My pet peeve with YAML

YAMLYAML is a popular data encoding language. Its data model is similar to JSON‘s data model where data is described in terms of strings, numbers, arrays and hash-maps. In fact, YAML is a super-set of JSON that includes indention-based syntax to make it easier for humans to read and write it.

YAML is very popular. Libraries for reading and writing it had been written for most, if not all, programming languages.

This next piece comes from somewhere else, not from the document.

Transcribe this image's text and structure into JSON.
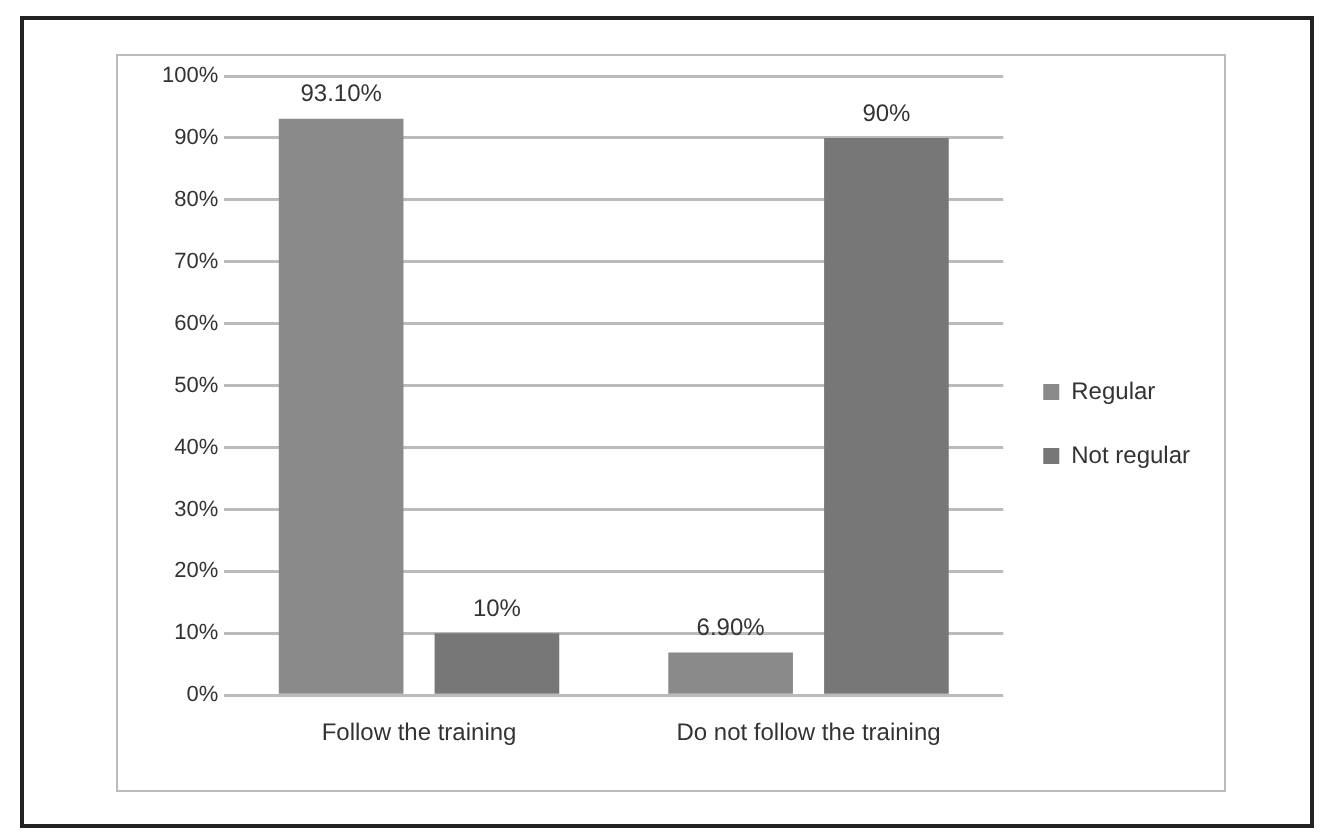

It is used as the basis for the configuration DSL of many tools including Ansible, Puppet’s Hiera, and Jenkins Job Builder.

The use YAML as the basis for DSLs in which complex and extensive configuration is written by hand, eventually exposes one to the language’s shortcomings.

Consider the following two examples:

Example 1:

---
lorem:
  - ipsum:
    sit:   amet
    facer: "est at, primis"
  - salutatus ullamcorper
    eu        eum

Example 2:

---
lorem:
    - ipsum:
        sit:   amet
        facer: "est at, primis"
    - salutatus ullamcorper
        eu      eum

The two examples are almost identical. In fact, they have been typed with the exact same set of keystrokes. The only difference is that the text editor had been configured to a different text indention size. In example 1 the indention was of 2 spaces – common to Ruby programs, while in example 2 the indention was of 4 spaces which is common to Python programs.

Despite the very subtle textual difference, the data encoded by the two example is different in a way that may be hard to grasp. Both examples define a hash with a single key – ‘lorem’. That key points to an array in both examples. The contents of the array, however, are different.

In example 1 the first element of the array is a hash with 3 keys: ‘ipsum’, ‘sit’, and ‘facer’, which point to a null value, ‘amet’ and, ‘est at, primis’ receptively.

In example 2, the first array element is also a hash, but this time it only has a single key: ‘ipsum’. That key points to another hash that has the ‘sit’ and ‘facer’ keys.

The last two lines of both example encode the second member of the ‘lorem’ array. Superficially it looks very similar to the first member, but the lack colones creates a situation where the 2nd member is actually just one big string.

The examples are contrived. The issues are easy to spot in them. But when such issues occur within a large and complex YAML file, they can cause quite a headache. Especially since many tools use a generic YAML parser that doesn’t give much by ways of helpful error messages.